Ingestion Pipeline
Document parsing, chunking, and embedding via Celery tasks.
The ingestion pipeline runs as Celery tasks, processing documents asynchronously after upload or URL submission.
File Ingestion
Task: documents.process_document
@shared_task(
max_retries=1,
soft_time_limit=300, # 5 minutes
time_limit=360, # 6 minutes hard limit
acks_late=True,
reject_on_worker_lost=True,
)
def process_document(document_id, processing_task_id=None):Pipeline Steps
1. Download from S3 → temp directory
│
▼
2. Parse document
├─ Docling (primary) → structured output with sections, tables, headings
└─ PyMuPDF (fallback) → plain page-by-page text extraction
│
▼
3. Chunk text
├─ Docling → HierarchicalChunker (max 512 tokens, respects section boundaries)

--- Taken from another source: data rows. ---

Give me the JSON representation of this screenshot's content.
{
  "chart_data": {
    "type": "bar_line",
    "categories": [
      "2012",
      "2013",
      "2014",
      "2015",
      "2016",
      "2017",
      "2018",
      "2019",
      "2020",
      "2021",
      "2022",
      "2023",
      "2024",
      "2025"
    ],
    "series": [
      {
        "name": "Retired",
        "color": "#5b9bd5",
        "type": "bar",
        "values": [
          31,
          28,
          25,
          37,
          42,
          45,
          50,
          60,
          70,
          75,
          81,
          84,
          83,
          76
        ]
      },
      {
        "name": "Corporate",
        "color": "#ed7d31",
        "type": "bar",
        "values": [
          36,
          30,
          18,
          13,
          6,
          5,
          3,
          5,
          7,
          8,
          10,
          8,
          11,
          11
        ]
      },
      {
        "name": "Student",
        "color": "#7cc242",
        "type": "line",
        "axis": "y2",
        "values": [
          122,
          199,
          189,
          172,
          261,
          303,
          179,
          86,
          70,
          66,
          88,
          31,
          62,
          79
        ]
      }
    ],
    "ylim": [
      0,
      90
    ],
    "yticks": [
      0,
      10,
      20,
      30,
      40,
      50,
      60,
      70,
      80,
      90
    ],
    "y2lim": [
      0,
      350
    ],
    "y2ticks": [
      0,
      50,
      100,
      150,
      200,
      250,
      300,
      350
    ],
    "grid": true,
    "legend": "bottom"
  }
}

└─ PyMuPDF → RecursiveCharacterTextSplitter (2048 chars, 100 overlap)
│
▼
4. Embed chunks → OpenAI text-embedding-3-small (1536 dimensions)
│
▼
5. Bulk insert DocumentChunk rows
│
▼
6. Update Document status → "ready"Parsing with Docling
Docling is the primary document parser, providing structured output with:
- Section headings and hierarchy
- Table extraction
- Page numbers and bounding boxes
- Element types (paragraph, heading, list, table)

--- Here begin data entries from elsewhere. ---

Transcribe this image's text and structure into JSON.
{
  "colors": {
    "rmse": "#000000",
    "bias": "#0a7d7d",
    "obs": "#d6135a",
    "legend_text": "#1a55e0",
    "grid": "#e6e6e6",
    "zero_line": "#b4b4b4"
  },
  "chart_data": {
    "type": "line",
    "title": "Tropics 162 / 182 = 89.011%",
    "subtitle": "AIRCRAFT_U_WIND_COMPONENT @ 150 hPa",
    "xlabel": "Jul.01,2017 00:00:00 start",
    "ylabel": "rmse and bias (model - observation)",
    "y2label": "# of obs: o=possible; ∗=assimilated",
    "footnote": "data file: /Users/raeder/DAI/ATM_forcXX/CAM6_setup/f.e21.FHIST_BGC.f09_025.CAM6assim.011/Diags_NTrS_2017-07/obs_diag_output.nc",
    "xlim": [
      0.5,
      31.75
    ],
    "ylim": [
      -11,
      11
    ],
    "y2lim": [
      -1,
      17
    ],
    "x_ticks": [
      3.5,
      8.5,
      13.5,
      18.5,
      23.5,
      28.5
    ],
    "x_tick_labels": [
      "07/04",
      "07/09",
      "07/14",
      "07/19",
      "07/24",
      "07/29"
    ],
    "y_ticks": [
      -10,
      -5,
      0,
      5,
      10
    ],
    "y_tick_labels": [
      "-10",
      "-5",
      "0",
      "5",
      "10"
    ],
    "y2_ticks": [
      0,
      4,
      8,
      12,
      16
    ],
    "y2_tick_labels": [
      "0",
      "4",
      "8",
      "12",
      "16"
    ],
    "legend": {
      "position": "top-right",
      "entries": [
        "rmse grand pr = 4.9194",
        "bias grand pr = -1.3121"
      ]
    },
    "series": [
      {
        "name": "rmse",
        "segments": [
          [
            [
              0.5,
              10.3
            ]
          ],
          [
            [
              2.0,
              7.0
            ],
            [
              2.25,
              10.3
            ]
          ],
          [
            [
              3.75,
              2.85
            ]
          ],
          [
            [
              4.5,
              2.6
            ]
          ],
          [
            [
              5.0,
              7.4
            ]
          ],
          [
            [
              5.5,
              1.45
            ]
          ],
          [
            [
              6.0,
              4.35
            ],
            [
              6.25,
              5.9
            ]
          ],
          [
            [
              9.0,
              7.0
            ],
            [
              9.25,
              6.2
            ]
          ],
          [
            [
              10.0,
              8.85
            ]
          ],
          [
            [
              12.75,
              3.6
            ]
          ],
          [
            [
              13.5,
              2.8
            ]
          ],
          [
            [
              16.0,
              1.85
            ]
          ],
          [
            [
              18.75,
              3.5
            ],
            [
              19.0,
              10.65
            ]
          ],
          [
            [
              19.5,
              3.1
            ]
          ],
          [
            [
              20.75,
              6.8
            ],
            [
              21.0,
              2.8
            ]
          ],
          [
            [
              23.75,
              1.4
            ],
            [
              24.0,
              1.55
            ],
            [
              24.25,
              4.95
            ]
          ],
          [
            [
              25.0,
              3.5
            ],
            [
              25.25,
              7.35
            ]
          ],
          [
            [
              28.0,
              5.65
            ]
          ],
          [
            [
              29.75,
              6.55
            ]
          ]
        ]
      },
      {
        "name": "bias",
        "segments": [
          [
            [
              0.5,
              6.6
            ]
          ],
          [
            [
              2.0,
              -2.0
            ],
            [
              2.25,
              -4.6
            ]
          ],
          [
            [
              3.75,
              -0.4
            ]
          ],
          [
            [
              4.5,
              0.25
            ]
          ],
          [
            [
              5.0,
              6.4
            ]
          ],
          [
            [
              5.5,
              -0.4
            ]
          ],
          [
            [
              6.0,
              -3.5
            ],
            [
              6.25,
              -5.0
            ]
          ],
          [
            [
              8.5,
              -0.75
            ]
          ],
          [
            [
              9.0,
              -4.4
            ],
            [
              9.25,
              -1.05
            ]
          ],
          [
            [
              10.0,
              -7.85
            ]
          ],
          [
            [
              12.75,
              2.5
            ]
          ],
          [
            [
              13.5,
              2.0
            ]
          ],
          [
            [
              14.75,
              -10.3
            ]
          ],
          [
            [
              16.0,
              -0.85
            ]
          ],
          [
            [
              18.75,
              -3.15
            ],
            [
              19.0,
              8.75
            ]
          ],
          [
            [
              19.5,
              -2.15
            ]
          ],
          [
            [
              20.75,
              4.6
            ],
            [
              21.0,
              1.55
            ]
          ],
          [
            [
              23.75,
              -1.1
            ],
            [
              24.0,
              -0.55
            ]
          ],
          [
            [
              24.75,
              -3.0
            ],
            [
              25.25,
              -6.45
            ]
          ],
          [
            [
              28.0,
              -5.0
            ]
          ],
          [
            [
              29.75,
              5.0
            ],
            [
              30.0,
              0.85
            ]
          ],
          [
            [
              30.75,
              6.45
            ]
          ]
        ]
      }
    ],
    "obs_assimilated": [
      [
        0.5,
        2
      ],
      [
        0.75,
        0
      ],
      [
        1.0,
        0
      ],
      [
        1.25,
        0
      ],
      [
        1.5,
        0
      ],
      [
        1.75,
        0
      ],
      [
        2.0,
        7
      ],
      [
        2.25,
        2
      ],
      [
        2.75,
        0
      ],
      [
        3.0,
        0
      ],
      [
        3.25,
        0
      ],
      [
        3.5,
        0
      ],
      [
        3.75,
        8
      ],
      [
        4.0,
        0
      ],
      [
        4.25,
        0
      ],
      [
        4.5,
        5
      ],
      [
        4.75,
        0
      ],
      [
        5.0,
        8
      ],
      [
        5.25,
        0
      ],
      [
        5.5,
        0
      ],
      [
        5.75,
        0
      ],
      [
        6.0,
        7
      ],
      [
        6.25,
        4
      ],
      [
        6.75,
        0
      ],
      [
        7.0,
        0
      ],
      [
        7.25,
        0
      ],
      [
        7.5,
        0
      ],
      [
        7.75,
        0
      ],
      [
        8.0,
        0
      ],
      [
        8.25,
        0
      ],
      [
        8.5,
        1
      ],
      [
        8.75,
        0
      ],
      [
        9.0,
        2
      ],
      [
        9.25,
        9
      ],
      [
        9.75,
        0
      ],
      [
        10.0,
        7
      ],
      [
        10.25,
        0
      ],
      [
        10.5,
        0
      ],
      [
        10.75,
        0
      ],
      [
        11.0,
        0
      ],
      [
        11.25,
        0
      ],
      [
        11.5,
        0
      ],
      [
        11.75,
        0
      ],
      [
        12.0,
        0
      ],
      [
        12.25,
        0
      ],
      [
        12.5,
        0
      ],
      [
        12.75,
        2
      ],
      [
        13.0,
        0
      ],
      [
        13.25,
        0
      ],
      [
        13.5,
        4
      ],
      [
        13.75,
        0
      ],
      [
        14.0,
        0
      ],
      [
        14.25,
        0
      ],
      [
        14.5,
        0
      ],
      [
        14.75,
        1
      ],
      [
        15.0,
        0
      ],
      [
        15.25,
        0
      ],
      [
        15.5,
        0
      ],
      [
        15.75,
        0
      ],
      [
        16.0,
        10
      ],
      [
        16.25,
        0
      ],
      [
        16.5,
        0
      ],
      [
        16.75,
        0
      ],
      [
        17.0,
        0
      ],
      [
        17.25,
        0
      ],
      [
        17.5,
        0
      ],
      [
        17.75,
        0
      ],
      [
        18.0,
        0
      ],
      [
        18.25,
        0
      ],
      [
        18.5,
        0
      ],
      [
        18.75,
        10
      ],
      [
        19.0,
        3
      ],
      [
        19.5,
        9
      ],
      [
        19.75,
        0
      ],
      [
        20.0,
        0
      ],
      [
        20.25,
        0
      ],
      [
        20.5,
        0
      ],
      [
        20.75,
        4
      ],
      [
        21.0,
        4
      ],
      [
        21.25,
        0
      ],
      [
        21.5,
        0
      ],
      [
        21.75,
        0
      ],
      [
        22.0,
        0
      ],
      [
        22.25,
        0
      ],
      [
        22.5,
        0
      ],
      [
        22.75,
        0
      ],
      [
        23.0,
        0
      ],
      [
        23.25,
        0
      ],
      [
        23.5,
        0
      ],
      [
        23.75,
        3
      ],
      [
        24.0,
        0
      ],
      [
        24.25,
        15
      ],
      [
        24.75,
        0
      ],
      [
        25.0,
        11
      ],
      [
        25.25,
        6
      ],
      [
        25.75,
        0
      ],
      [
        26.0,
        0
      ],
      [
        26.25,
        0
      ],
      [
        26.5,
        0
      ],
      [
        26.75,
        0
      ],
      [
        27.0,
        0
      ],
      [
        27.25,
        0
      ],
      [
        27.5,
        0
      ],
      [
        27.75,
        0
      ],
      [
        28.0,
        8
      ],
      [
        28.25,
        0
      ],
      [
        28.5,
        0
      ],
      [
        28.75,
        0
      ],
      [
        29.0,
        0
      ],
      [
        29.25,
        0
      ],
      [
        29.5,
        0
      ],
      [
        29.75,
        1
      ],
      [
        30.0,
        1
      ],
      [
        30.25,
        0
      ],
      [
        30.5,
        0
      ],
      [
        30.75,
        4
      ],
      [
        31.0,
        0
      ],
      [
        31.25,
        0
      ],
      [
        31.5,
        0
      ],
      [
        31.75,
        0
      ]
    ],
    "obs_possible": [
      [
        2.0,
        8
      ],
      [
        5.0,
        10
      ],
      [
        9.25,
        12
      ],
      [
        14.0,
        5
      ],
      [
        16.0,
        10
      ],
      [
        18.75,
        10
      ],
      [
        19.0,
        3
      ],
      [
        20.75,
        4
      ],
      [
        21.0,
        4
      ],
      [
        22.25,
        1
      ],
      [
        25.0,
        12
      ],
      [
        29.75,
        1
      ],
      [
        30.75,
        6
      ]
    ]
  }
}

from docling.document_converter import DocumentConverter
converter = DocumentConverter()
result = converter.convert(file_path) # Timeout: 120sIf Docling is unavailable or times out, the pipeline falls back to PyMuPDF for basic page-level text extraction.
Chunking Strategy
With Docling (HierarchicalChunker):
- Respects document structure — never splits mid-table or mid-section
- Max 512 tokens per chunk
- Preserves section headings and page numbers in metadata
With PyMuPDF (RecursiveCharacterTextSplitter):
- Character-based splitting with 100-character overlap
- Chunk size: 2048 characters
- Page numbers tracked per chunk
Each chunk produces:
{
"text": "chunk content...",
"page_number": 3,
"section_heading": "Installation Guide",
"metadata": {"element_type": "paragraph", ...},
"chunk_index": 0
}Embedding
Chunks are embedded in batches of 512 using OpenAI's API:
from langchain_openai import OpenAIEmbeddings
embeddings = OpenAIEmbeddings(
model="text-embedding-3-small",
dimensions=1536
)
vectors = embeddings.embed_documents(texts) # BatchedURL Ingestion
Task: documents.process_url_document
@shared_task(
max_retries=1,
soft_time_limit=120, # 2 minutes
time_limit=180, # 3 minutes hard limit
)
def process_url_document(document_id, processing_task_id=None):Web Pages
Uses Trafilatura for article extraction:
from trafilatura import fetch_url, extract
downloaded = fetch_url(url)
text = extract(downloaded, include_tables=True)Falls back to HTML stripping if Trafilatura yields nothing. Text is chunked with RecursiveCharacterTextSplitter.
YouTube Videos
Extracts transcripts using youtube-transcript-api:
from youtube_transcript_api import YouTubeTranscriptApi
transcript = YouTubeTranscriptApi.get_transcript(video_id)
# Returns: [{"start": 0.0, "text": "Hello...", "duration": 2.5}, ...]Transcripts are formatted with timestamps ([MM:SS] text) and chunked by token limit while preserving timestamp boundaries. Video title is fetched via the oEmbed endpoint (no API key required).
Error Handling
| Scenario | Behavior |
|---|---|
| Parse failure | Retry once after 30s, then mark as failed |
| Embedding API error | Retry once after 30s, then mark as failed |
| Worker lost mid-task | Task is rejected and requeued (reject_on_worker_lost) |
| Soft time limit | SoftTimeLimitExceeded raised, cleanup runs |
| Hard time limit | Worker kills the task after 6 minutes |
Failed documents store the error in Document.processing_error (truncated to 5000 chars) and can be retried via the /reprocess/ endpoint.
Task Tracking
Each ingestion dispatches a DocumentProcessingTask record:
class DocumentProcessingTask(BaseModel):
document = models.ForeignKey(Document)
task_id = models.CharField(unique=True) # Celery task ID
status = models.CharField() # PENDING, STARTED, SUCCESS, FAILURE, RETRY, REVOKED
error_message = models.TextField(blank=True)The frontend polls /processing-status/ to track progress without querying Celery directly.